One sacrifice he has had to make is to forego the odd glass of whiskey.

“I don’t touch a drop any more because I never know when I will get a callout.

“I might get a call from the police late at night asking me to come to the scene of a road traffic accident. I might not necessarily conduct the funeral but they need someone to take care of the deceased. Once they are out of the vehicle it is my responsibility to look after them.’’

Like many funeral directors he has a wicked sense of humour. “It could be said that someone who wants to work with the dead is a sad individual but undertakers are generally quite happy people. We understand that life is fragile and you’ve got to make the most of every day.’’

But one topic of conversation is guaranteed to make him cross.

“It winds me up when I hear reports on the news about the cost of funerals, the most recent figure I saw quoted was £7,600. The most expensive funeral I have ever conducted was £4,000 and that included £1,200 for the tea after the service.’’

Peredur has enlisted the help of another sheep farmer, Wyn Williams, to construct the coffins. “He has been a carpenter since he was 15 so he puts the coffins together at the chapel of rest. He also sings in some of the services, he has got the right voice for the job.’’

Peredur’s 22-year-old son, Dafydd, has also joined him in the business, engraving headstones. It was a bad experience when the family commissioned a stone mason to make Gruffydd’s memorial stone that encouraged him in this direction. The engraving on the headstone was in Welsh, the family’s first language, but the stone mason misspelt some of the wording.

“These were fifth generation stone masons,’’ says Peredur. “It was a very upsetting time for us because we had just lost Gruff but they were just very businesslike, demanding full payment even though the mistake was theirs. I told them I had been farming all my life and that it didn’t work like that in farming.’’

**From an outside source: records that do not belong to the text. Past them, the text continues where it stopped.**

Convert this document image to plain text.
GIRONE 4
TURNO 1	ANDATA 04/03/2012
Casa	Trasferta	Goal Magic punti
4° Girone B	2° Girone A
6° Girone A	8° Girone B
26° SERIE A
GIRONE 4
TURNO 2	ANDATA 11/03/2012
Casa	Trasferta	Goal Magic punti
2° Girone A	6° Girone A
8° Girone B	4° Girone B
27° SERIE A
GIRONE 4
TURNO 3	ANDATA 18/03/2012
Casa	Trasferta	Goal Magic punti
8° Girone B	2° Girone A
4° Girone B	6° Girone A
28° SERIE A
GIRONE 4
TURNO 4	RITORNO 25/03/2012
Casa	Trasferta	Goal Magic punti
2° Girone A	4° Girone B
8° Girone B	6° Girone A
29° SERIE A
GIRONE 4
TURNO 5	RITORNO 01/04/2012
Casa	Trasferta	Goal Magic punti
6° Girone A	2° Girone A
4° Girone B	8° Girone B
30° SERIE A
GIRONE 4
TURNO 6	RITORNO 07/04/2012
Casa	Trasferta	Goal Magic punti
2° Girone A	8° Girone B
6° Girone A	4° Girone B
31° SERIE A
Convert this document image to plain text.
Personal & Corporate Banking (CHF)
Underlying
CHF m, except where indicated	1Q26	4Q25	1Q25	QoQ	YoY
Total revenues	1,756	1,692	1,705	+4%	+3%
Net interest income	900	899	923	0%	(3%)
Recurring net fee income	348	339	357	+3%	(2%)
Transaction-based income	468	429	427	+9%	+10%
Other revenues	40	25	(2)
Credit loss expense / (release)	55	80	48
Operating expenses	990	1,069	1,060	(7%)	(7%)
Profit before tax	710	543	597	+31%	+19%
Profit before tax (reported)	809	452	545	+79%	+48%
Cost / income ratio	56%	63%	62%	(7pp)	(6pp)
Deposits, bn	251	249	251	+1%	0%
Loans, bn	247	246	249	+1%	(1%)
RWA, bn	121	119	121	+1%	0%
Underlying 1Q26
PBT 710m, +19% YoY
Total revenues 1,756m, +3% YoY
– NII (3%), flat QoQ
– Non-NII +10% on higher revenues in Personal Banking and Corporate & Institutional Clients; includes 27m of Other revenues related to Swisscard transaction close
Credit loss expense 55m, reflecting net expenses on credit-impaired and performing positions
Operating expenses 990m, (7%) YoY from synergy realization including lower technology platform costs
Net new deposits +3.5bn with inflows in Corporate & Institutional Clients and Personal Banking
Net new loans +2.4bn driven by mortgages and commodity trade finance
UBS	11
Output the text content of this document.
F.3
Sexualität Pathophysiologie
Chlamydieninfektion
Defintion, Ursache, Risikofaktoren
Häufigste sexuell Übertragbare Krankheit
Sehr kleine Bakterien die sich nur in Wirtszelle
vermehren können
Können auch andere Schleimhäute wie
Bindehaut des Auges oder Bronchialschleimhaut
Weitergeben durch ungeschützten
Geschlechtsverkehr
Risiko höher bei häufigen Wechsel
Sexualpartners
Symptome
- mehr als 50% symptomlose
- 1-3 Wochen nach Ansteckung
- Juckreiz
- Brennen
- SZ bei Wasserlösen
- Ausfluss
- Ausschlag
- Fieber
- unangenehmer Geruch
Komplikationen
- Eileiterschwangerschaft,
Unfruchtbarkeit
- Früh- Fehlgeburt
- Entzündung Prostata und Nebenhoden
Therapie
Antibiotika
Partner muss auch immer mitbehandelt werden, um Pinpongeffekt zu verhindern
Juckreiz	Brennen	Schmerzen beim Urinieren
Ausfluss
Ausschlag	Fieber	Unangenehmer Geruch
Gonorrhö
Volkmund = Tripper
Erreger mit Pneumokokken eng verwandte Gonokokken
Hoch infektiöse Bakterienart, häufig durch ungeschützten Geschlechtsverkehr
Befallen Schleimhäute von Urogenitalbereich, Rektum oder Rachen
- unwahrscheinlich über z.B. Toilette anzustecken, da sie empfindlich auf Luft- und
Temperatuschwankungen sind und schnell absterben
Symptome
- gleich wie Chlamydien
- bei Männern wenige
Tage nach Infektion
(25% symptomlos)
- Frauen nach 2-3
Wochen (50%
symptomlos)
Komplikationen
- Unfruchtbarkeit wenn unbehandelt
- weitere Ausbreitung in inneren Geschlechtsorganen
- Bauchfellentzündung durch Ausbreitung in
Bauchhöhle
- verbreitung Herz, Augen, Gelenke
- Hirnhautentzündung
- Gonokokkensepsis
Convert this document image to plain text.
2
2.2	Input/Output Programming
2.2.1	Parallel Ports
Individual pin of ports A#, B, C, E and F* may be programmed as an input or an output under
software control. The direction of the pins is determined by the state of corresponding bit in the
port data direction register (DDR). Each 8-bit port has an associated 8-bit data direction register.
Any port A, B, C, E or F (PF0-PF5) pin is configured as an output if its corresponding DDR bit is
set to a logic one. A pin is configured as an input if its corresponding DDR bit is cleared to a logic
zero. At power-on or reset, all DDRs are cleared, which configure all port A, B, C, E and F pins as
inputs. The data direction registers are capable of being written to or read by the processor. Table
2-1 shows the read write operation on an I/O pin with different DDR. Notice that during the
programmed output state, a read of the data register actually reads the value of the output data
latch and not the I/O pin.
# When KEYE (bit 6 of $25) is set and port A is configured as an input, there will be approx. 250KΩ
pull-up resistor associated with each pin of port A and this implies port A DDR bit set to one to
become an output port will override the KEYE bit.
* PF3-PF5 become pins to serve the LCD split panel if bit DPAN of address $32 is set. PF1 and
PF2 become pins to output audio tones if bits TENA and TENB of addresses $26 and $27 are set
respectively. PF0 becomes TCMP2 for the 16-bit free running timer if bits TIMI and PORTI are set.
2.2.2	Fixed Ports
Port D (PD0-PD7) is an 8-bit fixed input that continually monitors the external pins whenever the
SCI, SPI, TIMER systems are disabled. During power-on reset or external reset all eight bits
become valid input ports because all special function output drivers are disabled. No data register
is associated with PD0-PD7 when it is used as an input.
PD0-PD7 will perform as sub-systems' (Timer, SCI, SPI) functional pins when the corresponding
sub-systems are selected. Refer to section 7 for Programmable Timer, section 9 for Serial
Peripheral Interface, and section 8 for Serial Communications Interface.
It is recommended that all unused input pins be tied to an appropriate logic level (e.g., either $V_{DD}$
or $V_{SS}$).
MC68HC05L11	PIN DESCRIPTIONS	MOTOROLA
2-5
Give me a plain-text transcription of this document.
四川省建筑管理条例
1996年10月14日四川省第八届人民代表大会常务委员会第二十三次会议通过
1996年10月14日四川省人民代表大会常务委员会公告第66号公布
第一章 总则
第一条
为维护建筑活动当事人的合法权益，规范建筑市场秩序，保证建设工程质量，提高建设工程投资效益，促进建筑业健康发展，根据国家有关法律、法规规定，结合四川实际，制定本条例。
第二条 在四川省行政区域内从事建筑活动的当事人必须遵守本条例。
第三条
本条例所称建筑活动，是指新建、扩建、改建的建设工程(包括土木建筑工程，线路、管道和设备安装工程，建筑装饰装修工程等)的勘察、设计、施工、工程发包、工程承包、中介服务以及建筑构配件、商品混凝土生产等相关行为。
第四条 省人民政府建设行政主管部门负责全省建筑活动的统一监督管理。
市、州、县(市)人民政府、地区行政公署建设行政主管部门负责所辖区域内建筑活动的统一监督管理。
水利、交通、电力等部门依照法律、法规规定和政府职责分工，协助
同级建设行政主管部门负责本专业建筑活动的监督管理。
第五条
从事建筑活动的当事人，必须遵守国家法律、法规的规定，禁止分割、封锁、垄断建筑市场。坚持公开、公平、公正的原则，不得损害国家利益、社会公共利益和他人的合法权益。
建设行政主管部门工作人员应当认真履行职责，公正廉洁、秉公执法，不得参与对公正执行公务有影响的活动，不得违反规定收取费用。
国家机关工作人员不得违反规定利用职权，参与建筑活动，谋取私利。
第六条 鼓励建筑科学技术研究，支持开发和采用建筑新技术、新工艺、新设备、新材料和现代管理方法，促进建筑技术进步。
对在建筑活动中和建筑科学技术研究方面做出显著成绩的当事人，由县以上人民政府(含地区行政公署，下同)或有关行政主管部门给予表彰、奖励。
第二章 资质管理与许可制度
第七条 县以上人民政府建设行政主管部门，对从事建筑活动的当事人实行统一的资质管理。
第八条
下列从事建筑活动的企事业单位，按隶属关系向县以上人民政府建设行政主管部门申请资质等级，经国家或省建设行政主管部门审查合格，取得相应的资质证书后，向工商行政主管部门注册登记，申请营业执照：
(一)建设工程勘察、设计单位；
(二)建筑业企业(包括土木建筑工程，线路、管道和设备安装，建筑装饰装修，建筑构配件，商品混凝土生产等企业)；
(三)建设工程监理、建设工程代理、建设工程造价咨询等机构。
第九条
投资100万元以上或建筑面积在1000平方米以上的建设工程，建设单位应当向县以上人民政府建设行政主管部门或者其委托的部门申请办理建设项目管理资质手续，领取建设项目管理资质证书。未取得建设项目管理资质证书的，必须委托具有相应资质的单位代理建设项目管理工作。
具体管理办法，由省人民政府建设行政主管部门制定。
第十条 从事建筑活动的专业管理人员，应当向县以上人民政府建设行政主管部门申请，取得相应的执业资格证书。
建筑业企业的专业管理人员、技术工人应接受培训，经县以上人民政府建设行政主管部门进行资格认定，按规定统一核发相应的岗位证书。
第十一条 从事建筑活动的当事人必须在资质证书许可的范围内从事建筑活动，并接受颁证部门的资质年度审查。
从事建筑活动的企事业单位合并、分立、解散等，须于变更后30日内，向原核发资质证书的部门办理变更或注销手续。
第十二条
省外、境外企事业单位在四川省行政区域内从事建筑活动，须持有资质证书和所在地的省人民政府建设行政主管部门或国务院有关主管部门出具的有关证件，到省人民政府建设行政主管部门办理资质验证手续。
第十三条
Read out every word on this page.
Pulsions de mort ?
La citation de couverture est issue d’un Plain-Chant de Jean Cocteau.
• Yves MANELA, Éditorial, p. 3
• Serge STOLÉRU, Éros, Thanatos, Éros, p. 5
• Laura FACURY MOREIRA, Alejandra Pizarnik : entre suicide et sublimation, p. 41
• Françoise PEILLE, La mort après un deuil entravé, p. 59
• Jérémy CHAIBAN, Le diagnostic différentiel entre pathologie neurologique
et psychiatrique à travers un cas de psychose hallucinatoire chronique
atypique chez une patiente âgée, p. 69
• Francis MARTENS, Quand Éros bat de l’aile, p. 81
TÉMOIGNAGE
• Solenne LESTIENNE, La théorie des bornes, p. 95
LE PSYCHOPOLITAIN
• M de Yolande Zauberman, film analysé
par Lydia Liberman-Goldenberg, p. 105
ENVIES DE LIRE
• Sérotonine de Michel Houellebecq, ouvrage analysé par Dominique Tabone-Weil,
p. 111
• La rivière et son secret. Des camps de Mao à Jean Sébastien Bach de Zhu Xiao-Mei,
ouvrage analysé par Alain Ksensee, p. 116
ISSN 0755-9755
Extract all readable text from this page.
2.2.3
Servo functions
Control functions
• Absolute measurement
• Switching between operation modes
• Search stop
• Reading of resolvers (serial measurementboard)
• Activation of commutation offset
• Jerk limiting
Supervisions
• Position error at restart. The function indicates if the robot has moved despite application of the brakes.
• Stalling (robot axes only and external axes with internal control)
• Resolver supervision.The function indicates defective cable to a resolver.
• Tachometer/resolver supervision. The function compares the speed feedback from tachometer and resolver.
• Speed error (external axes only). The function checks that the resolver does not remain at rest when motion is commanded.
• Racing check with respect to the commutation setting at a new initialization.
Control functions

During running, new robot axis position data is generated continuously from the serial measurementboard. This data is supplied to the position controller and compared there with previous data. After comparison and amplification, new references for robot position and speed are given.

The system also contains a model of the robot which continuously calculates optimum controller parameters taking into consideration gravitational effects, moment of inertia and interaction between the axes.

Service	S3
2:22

Dafydd decided he wanted to make his brother’s gravestone and embarked on a training programme with a firm of stone masons in Ellesmere Port. “They were impressed at how quickly he picked it up, in a short space of time he learned what it took others two years to achieve,’’ says Peredur.

The family bought an engraving machine and Dafydd now combines this work with farming. He also digs the graves, not by hand but with a machine. His friends are intrigued by his work.

“There is a lot of banter but you get used to it,’’ laughs Dafydd.